Troy Wade, a Reagan-era assistant secretary of energy for defense programs and a fixture for decades at what is now called the Nevada National Security Site, died Jan. 16 at his home in Nevada, according to local media and the site. He was 87.
Scott Wade, Troy’s son, confirmed his father’s death to the local Las Vegas Review-Journal, which did not report a cause of death.
According to an obituary prepared by the Nevada National Security Site, dated Jan. 19 and provided to the Exchange Monitor this week, Wade joined what would become the Nevada Test Site in 1958 as a mining supervisor after earlier dropping out of the University of Colorado to mine uranium.
At the test site, Wade, who never finished his engineering degree, held a series of jobs, working as a high explosives technician for the Lawrence Livermore National Laboratory and a nuclear safety officer for the Atomic Energy Commission’s Nevada Operations Office among others, according to the site.
In 1981, Wade joined the Ronald Reagan administration as principal deputy assistant secretary of energy for defense programs in Washington, helping to supervise the agency’s nuclear-weapons organization, which in those days did not so strictly differentiate between weapons production and environmental cleanup associated with it.
After his first stint in Washington, Wade became the director of the Idaho National Laboratory before returning to D.C. in 1987 for a promotion to assistant secretary of energy for defense programs. He left DOE in 1990 and during his retirement helped found the National Atomic Testing Museum in Las Vegas, among other things.

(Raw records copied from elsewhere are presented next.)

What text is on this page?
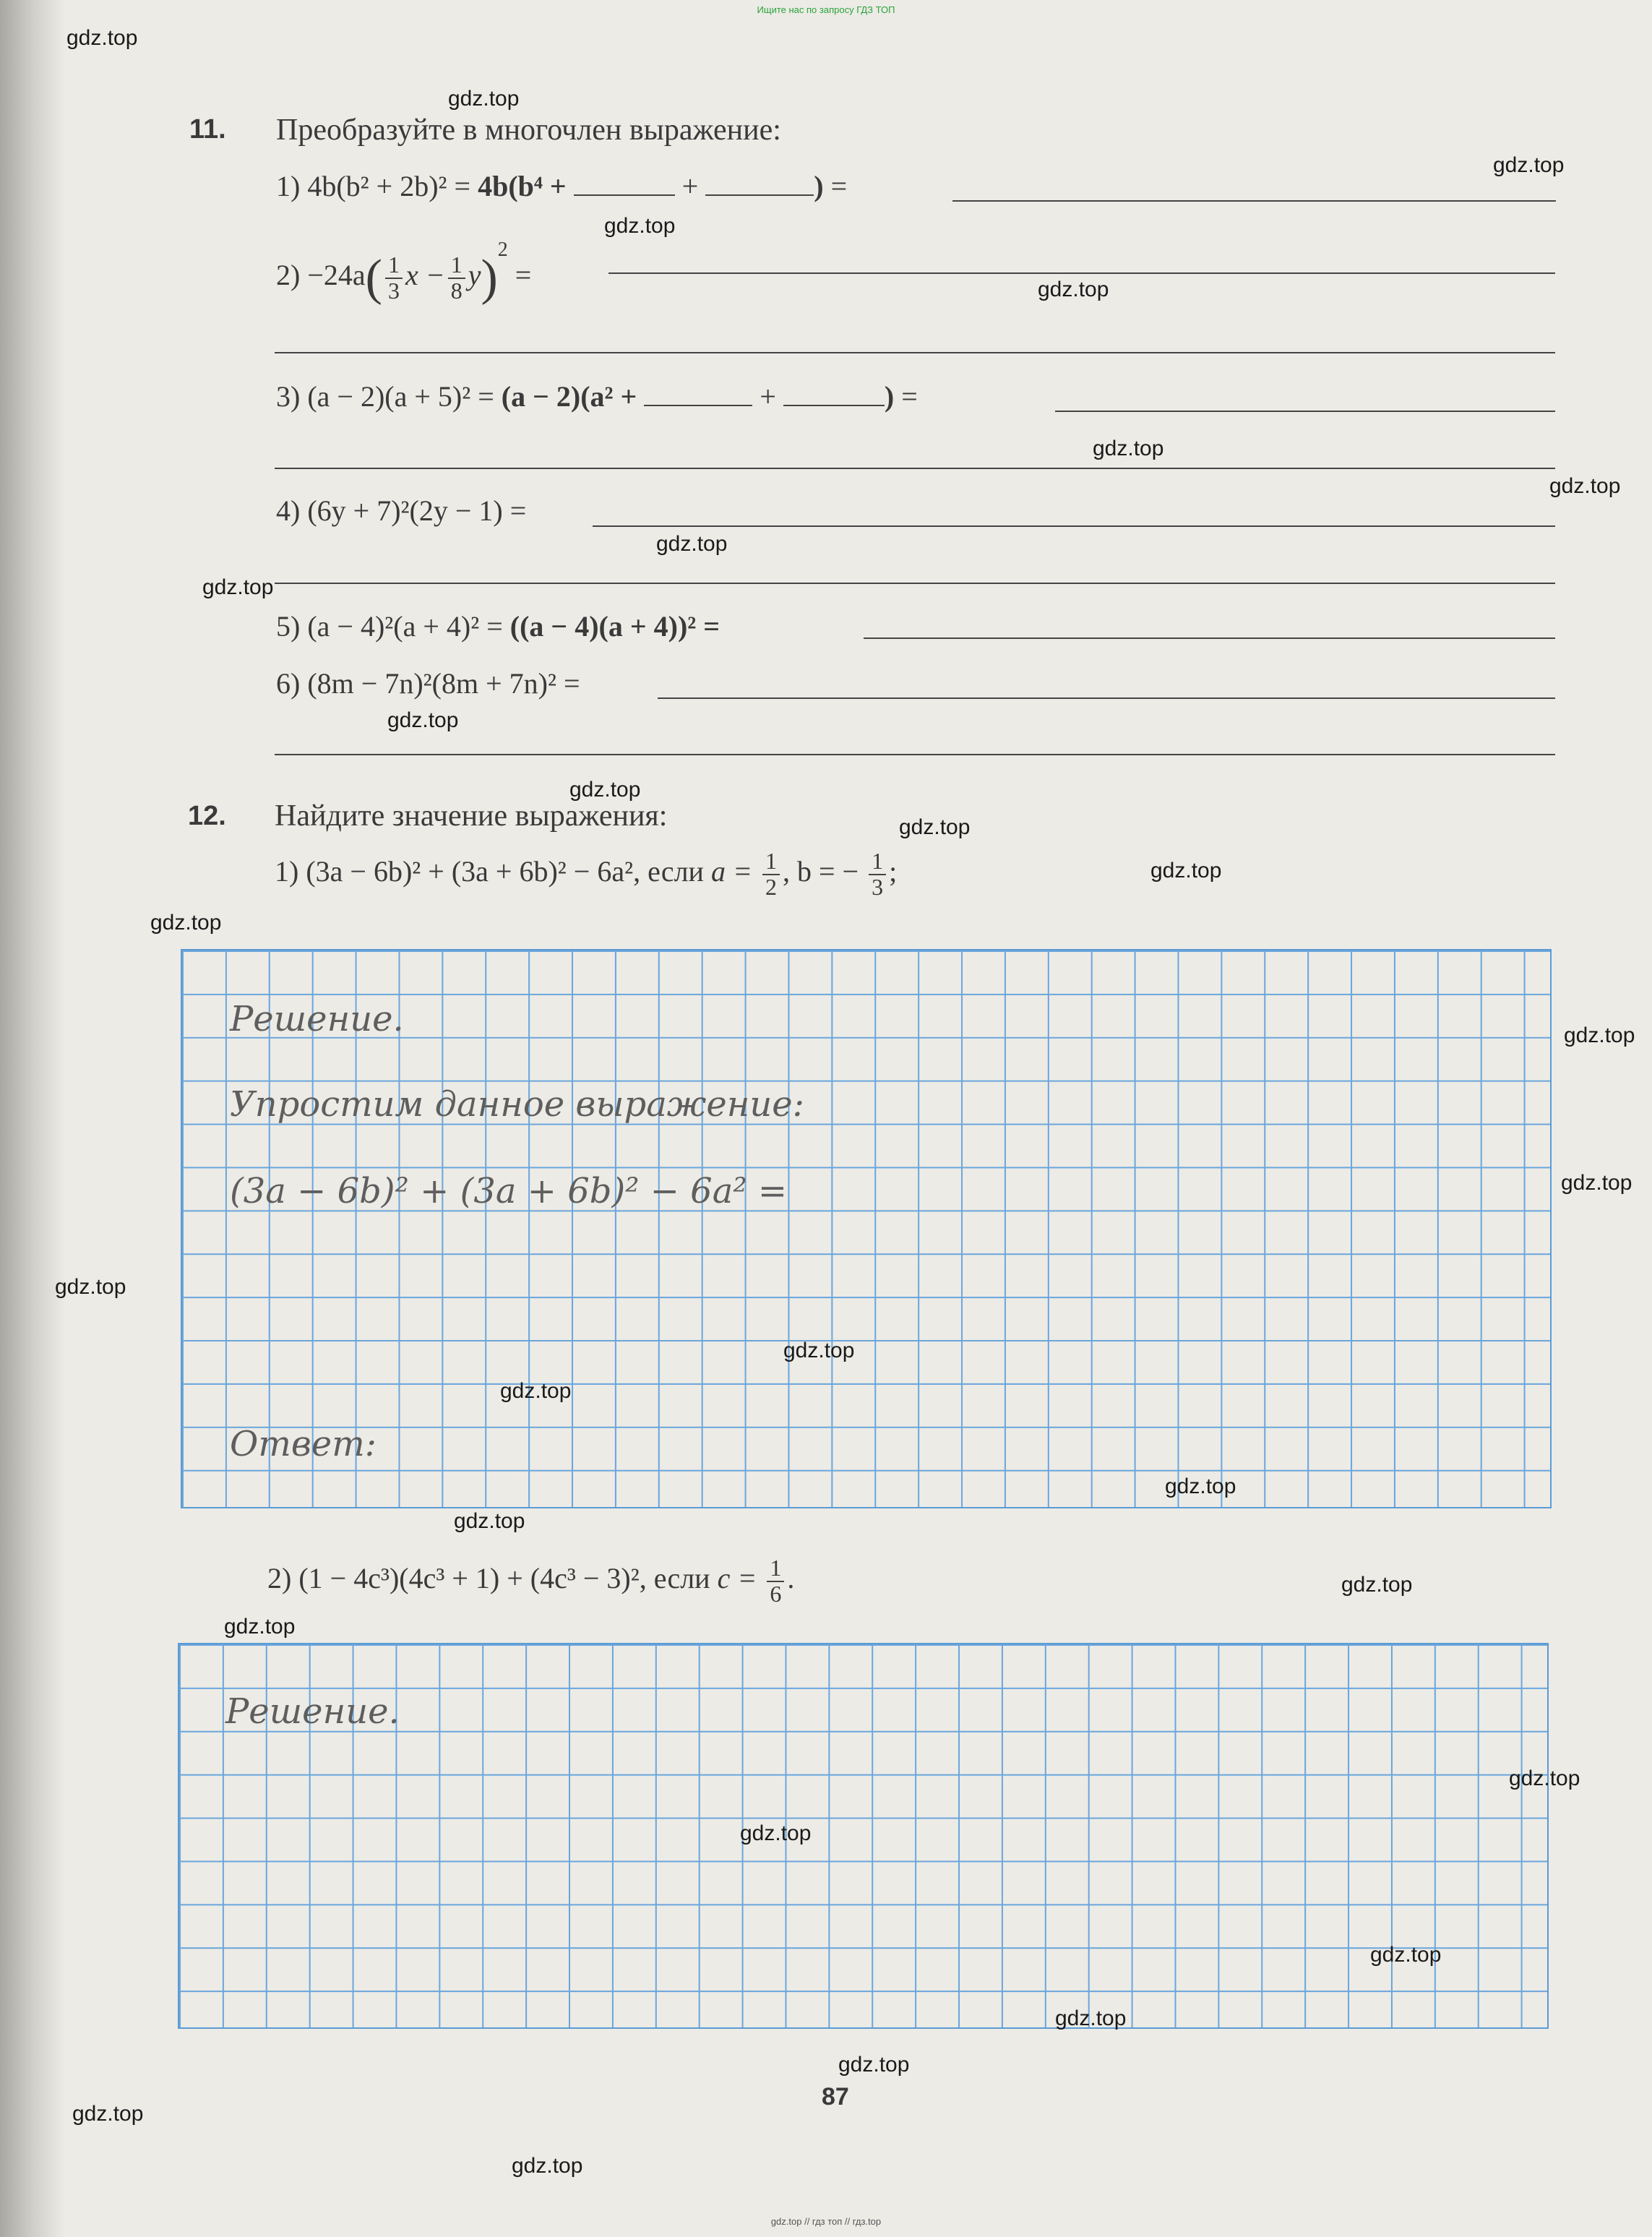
Ищите нас по запросу ГДЗ ТОП
11. Преобразуйте в многочлен выражение:
1) 4b(b² + 2b)² = 4b(b⁴ +	+	) =
$2) -24a( \frac{1}{3}$ $x - \frac{1}{8} y)^2$ =
3) (a − 2)(a + 5)² = (a − 2)(a² +	+	) =
4) (6y + 7)²(2y − 1) =
5) (a − 4)²(a + 4)² = ((a − 4)(a + 4))² =
6) (8m − 7n)²(8m + 7n)² =
12. Найдите значение выражения:
1) (3a − 6b)² + (3a + 6b)² − 6a², если $a = \frac{1}{2}$ , b = − $\frac{1}{3}$ ;
Решение.
Упростим данное выражение:
(3a − 6b)² + (3a + 6b)² − 6a² =
Ответ:
2) (1 − 4c³)(4c³ + 1) + (4c³ − 3)², если $c = \frac{1}{6}$ .
Решение.
87
gdz.top
gdz.top
gdz.top
gdz.top
gdz.top
gdz.top
gdz.top
gdz.top
gdz.top
gdz.top
gdz.top
gdz.top
gdz.top
gdz.top
gdz.top
gdz.top
gdz.top
gdz.top
gdz.top
gdz.top
gdz.top
gdz.top
gdz.top
gdz.top
gdz.top
gdz.top
gdz.top
gdz.top
gdz.top
gdz.top
gdz.top // гдз топ // гдз.top
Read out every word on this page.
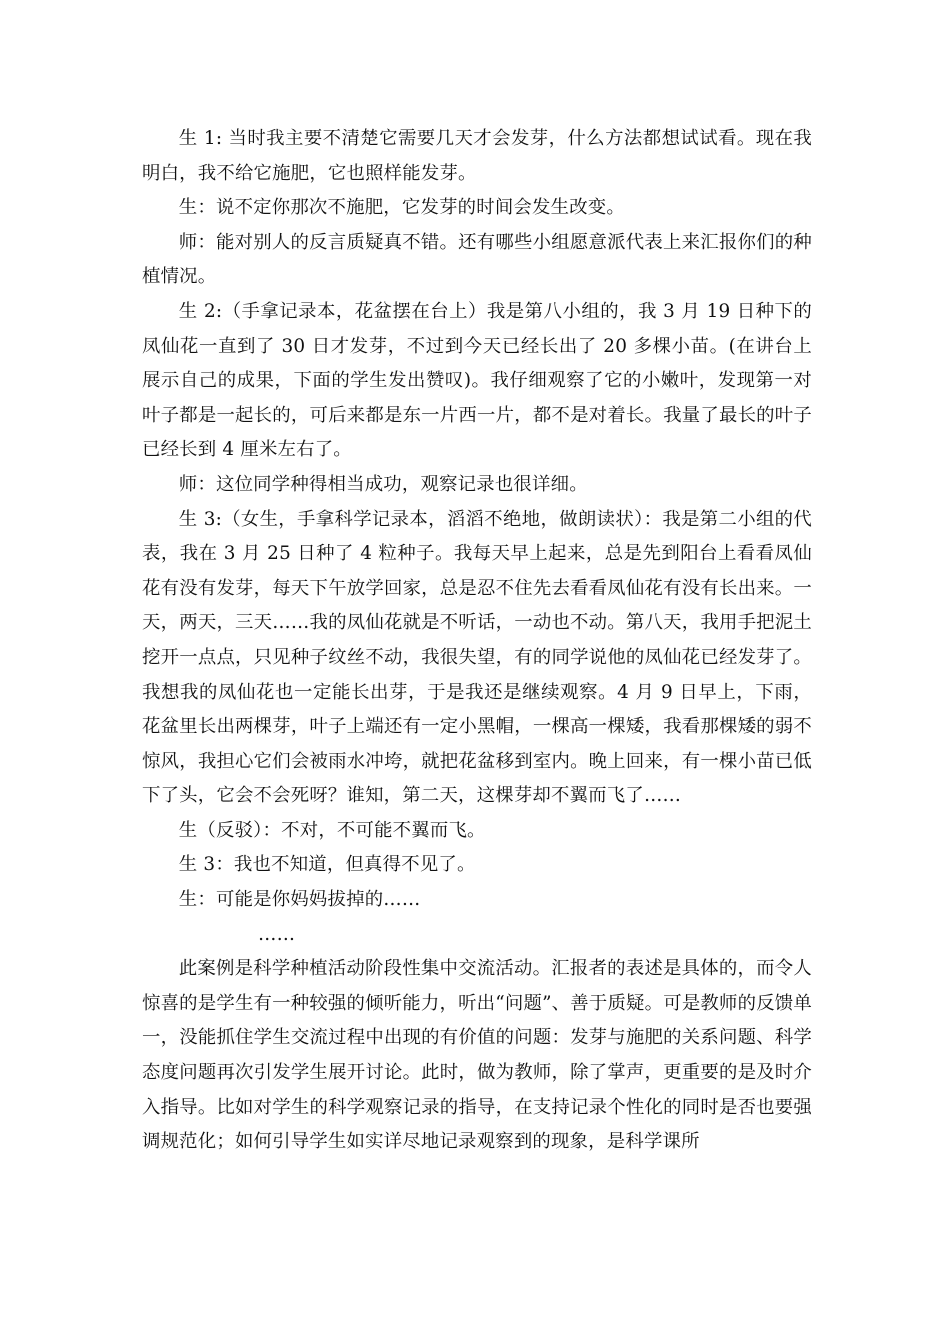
生 1: 当时我主要不清楚它需要几天才会发芽，什么方法都想试试看。现在我明白，我不给它施肥，它也照样能发芽。

生：说不定你那次不施肥，它发芽的时间会发生改变。

师：能对别人的反言质疑真不错。还有哪些小组愿意派代表上来汇报你们的种植情况。

生 2:（手拿记录本，花盆摆在台上）我是第八小组的，我 3 月 19 日种下的凤仙花一直到了 30 日才发芽，不过到今天已经长出了 20 多棵小苗。(在讲台上展示自己的成果，下面的学生发出赞叹)。我仔细观察了它的小嫩叶，发现第一对叶子都是一起长的，可后来都是东一片西一片，都不是对着长。我量了最长的叶子已经长到 4 厘米左右了。

师：这位同学种得相当成功，观察记录也很详细。

生 3:（女生，手拿科学记录本，滔滔不绝地，做朗读状）：我是第二小组的代表，我在 3 月 25 日种了 4 粒种子。我每天早上起来，总是先到阳台上看看凤仙花有没有发芽，每天下午放学回家，总是忍不住先去看看凤仙花有没有长出来。一天，两天，三天……我的凤仙花就是不听话，一动也不动。第八天，我用手把泥土挖开一点点，只见种子纹丝不动，我很失望，有的同学说他的凤仙花已经发芽了。我想我的凤仙花也一定能长出芽，于是我还是继续观察。4 月 9 日早上，下雨，花盆里长出两棵芽，叶子上端还有一定小黑帽，一棵高一棵矮，我看那棵矮的弱不惊风，我担心它们会被雨水冲垮，就把花盆移到室内。晚上回来，有一棵小苗已低下了头，它会不会死呀？谁知，第二天，这棵芽却不翼而飞了……

生（反驳）：不对，不可能不翼而飞。

生 3：我也不知道，但真得不见了。

生：可能是你妈妈拔掉的……

……

此案例是科学种植活动阶段性集中交流活动。汇报者的表述是具体的，而令人惊喜的是学生有一种较强的倾听能力，听出“问题”、善于质疑。可是教师的反馈单一，没能抓住学生交流过程中出现的有价值的问题：发芽与施肥的关系问题、科学态度问题再次引发学生展开讨论。此时，做为教师，除了掌声，更重要的是及时介入指导。比如对学生的科学观察记录的指导，在支持记录个性化的同时是否也要强调规范化；如何引导学生如实详尽地记录观察到的现象，是科学课所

During his time in Washington, Wade advocated for both the continued production of reliable nuclear weapons and materials and a better-organized, better-funded approach to dealing with the staggering environmental consequences of nuclear-weapon manufacturing.
In March 1988, Wade, then the point man in Washington for the civilian nuclear weapons complex, returned to Idaho to stump for the Special Isotope Separation project — in vain, it turned out.
“It is imperative that this nation not leave a legacy of old facilities upon which our successors and our children must rely for their security,” Wade said during a public meeting in Boise that day, part of a required environmental review for the project.
In 1991, not long after Wade left the DOE, the George H.W. Bush administration canceled the Special Isotope Separation project, which would have turned fuel-grade plutonium into weapons-grade plutonium: something proponents such as Wade said was a sensible hedge in an era where defense reactors were either shut down or candidates for retirement.
Wade also defended DOE’s efforts to clean up after the Cold War arms race, strategically targeting influential senators in a winter letter-writing campaign from DOE headquarters and later repeating his message for the record in a January 1989 hearing of the Senate Committee on Governmental Affairs.
At the hearing, Wade told the chair, Sen. John Glenn (D-Ohio), that “little recognition has been given to the environmental accomplishments of this past decade,” and that while DOE had not “moved rapidly enough, I believe we’re on the right track now.”
Even many years after he retired from DOE, Wade remained a spokesman of sorts for the weapons program, appearing at the behest of a U.S. Senator to brief lawmakers, including a future President, about the ramifications of the Comprehensive Test Ban Treaty, which the Senate debated hotly but never ratified.
In October 1999, testifying alongside witnesses including Madeleine Albright, President Bill Clinton’s secretary of state, Wade told the Senate Foreign Relations Committee — and its ranking member, then-Sen. Joseph Biden (D-Del.) — that stowing nukes away and hoping they would work later if needed was like demanding near-total reliability from a local ambulance that nobody was allowed to fire up unless someone needed a ride to the hospital.
“A patently absurd premise,” Wade said at the hearing, held seven years after the last full-up explosive test at Nevada and right at the height of the national debate over the Comprehensive Test Ban Treaty the Clinton administration was pushing at the time.
A career cold warrior who said he had personally witnessed “the awesome force of an atmospheric nuclear test,” Wade opposed the test-ban treaty, calling it “dangerous.”
Wade also spoke in lukewarm terms about the stockpile stewardship program, the shape of which had largely come into focus by 1999.
To the Senate Foreign Relations Committee, Wade said he supported stockpile stewardship at least as a means to one end, saying it was good for developing lots of supercomputing power at nuclear weapons labs but no substitute for explosive testing.
Stockpile stewardship was fine for a weapon whose design and construction would never change but a “crap shoot” for any other device, Wade told the committee.